Trump slams 'rogue regime' Iran in national security strategy

Trump slams 'rogue regime' Iran in national security strategy
US President Trump in his national security strategy named Iran as one of the top threats against the US administration, and once again criticised the nuclear accord.
2 min read
19 December, 2017
Trump said his predecessors made a 'weak' deal with Iran [Getty]
US President Donald Trump unveiled his administration's new national security strategy on Monday, in which he described Iran as a "rogue regime".

His speech followed the release of a 55-page document, which draws from Trump's foreign policy speeches made throughout his first year in office.

In the document, he branded North Korea and Iran as "rogue regimes" which were among the biggest threats to the US administration.

Speaking at the Ronald Reagan International Trade Building, his speech carried his 'America First' slogan which has become more of a guide on how the US will approach the world - and included thinly-veiled criticisms of his predecessors' policies.

"Our leaders engaged in nation-building abroad, while they failed to build up and replenish our nation at home," he said.

"They neglected a nuclear menace in North Korea; made a disastrous, weak, and incomprehensibly bad deal with Iran; and allowed terrorists such as ISIS to gain control of vast parts of territory all across the Middle East."

He added: "To counter Iran and block its path to a nuclear weapon, I sanctioned the Islamic Revolutionary Guard Corps for its support of terrorism, and I declined to certify the Iran deal to Congress."

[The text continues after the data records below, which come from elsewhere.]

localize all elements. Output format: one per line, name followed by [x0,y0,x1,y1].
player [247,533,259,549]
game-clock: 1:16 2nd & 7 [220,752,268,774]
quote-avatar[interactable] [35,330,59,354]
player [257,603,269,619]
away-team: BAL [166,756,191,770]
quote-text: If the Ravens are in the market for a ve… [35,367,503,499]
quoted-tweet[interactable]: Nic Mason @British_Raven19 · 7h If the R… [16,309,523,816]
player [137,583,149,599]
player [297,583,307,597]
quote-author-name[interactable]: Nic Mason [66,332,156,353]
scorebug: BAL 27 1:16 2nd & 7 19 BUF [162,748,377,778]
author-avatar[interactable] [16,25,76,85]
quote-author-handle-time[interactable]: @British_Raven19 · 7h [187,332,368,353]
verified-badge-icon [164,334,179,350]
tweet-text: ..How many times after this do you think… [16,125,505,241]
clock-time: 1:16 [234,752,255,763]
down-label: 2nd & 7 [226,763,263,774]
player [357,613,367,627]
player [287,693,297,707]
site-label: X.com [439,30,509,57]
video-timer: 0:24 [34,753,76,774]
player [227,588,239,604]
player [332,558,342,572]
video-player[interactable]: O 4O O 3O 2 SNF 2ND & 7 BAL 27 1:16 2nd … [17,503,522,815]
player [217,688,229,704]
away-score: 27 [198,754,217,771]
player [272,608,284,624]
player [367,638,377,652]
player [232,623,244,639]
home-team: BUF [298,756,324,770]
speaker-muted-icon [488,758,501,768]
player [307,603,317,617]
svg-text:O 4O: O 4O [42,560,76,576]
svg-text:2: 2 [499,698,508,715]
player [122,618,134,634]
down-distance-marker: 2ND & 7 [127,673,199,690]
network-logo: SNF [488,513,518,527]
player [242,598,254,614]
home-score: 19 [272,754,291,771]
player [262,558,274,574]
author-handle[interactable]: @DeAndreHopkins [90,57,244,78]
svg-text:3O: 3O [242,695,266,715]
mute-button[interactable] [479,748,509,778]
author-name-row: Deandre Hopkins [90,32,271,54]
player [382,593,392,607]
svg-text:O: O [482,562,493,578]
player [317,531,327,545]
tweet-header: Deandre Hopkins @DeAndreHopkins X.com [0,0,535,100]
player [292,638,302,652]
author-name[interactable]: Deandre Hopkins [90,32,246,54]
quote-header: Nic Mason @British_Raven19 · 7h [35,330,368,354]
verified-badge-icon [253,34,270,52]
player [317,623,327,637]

Trump has been railing against the Iran deal since before he was elected in November last year, calling it "one of the worst" in US history, and warned America could leave it "at any time".

He said during his campaign that Iran was one of the world's "leading state sponsor of terrorism", and said he would deny Iran "all paths to a nuclear weapon".

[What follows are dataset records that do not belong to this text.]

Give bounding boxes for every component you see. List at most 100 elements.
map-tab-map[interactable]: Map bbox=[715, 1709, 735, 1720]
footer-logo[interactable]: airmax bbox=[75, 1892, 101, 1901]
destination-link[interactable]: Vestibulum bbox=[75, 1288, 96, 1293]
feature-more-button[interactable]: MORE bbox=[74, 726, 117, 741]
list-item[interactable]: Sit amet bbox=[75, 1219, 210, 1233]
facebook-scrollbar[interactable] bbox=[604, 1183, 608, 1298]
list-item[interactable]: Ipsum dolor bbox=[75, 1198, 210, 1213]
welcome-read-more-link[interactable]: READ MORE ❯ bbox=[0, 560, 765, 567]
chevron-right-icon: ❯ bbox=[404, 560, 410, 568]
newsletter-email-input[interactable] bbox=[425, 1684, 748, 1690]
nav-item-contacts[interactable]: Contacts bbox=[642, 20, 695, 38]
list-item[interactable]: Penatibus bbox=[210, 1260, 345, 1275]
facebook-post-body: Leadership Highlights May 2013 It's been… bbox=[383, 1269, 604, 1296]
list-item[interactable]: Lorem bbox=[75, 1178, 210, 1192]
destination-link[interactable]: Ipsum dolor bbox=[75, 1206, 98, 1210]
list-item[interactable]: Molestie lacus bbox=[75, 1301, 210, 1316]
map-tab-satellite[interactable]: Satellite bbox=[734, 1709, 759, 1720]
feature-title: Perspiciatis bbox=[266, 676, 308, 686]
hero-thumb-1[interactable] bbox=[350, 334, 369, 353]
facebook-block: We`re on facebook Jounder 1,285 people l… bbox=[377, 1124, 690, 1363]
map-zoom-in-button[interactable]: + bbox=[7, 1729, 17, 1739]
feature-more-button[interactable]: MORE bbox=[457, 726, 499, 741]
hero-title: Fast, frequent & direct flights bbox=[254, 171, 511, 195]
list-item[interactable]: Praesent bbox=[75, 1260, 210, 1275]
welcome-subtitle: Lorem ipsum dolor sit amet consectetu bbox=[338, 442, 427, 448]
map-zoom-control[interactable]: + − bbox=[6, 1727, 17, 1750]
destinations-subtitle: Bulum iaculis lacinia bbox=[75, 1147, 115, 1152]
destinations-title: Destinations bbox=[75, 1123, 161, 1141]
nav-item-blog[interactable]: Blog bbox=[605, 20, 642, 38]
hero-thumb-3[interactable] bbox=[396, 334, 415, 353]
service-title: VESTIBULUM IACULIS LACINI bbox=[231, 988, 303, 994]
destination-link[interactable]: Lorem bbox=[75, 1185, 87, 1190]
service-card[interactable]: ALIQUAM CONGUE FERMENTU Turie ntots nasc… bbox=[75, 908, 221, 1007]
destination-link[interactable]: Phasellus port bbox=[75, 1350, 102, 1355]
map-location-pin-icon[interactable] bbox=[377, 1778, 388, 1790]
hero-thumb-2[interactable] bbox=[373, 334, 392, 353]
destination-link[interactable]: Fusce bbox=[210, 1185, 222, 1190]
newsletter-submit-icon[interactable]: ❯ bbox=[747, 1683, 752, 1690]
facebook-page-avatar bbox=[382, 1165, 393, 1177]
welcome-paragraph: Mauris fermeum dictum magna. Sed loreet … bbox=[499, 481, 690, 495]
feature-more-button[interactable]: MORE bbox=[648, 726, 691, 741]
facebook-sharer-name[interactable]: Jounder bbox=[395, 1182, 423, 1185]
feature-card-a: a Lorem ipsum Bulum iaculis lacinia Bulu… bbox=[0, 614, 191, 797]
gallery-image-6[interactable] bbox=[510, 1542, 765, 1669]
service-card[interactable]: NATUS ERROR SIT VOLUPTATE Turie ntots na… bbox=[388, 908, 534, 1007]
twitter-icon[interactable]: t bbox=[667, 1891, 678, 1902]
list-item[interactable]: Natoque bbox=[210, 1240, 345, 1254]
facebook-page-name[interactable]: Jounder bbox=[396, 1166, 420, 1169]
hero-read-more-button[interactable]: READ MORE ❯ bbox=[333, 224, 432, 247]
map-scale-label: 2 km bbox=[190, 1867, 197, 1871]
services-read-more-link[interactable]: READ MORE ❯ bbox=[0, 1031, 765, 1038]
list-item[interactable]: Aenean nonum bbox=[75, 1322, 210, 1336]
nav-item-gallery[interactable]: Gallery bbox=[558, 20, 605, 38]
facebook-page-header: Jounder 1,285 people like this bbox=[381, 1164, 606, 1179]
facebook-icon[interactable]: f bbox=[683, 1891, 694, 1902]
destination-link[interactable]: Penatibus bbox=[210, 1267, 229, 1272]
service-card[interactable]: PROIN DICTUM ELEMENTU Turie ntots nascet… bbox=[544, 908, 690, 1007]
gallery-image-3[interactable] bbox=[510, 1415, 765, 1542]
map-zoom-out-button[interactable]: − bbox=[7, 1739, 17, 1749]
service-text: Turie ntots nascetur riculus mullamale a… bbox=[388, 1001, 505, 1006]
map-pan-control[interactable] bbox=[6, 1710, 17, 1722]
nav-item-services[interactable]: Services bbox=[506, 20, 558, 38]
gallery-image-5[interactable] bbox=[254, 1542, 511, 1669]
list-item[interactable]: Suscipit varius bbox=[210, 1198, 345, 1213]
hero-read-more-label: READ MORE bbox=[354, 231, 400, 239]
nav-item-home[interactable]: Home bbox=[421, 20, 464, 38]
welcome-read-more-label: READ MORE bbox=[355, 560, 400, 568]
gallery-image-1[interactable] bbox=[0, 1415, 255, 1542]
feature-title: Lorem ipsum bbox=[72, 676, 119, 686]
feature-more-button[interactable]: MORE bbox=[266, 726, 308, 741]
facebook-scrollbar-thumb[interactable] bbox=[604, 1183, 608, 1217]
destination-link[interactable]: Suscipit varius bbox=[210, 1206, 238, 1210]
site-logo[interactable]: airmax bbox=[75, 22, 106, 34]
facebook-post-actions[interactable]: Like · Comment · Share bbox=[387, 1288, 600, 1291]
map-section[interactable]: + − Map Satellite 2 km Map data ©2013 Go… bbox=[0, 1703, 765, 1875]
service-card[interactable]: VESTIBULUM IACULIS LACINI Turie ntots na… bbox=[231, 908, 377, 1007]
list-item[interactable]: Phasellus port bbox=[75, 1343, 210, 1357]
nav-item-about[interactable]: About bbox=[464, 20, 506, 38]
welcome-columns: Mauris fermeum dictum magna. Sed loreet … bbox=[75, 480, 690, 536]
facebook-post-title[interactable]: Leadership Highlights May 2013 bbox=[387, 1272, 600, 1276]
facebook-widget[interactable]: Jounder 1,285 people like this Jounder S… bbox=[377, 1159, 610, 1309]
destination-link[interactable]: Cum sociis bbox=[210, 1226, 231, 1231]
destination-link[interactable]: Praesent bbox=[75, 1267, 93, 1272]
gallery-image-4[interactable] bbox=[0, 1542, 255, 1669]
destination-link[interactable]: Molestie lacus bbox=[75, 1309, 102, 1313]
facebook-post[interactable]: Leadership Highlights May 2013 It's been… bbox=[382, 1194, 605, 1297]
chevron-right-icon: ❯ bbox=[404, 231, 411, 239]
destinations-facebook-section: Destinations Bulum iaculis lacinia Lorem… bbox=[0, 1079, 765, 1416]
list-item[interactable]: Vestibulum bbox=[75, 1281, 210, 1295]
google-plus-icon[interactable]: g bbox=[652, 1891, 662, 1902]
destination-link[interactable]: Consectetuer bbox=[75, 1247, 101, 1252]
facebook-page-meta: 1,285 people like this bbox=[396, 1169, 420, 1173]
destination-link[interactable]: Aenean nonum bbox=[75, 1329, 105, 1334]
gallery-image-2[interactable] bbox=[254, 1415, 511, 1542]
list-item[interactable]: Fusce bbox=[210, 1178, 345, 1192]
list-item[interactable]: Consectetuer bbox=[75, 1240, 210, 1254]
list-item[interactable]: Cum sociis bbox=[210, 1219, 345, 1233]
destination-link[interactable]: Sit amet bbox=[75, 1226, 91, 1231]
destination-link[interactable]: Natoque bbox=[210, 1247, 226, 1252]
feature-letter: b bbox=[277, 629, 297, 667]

In October, Trump unveiled an aggressive new strategy towards Iran when he announced he would not re-certify the landmark 2015 nuclear accord. 

Signed by Iran, Germany, and UN Security Council permanent members Britain, China, France, Russia and the United States, the JCPOA curbed Iran's nuclear programme in return for sanctions relief.

Since coming to office, Trump has worked to dismantle the legacy of his predecessor Barack Obama on issues ranging from climate change to free trade, often leaving Washington isolated on the world stage.

Agencies contributed to this report.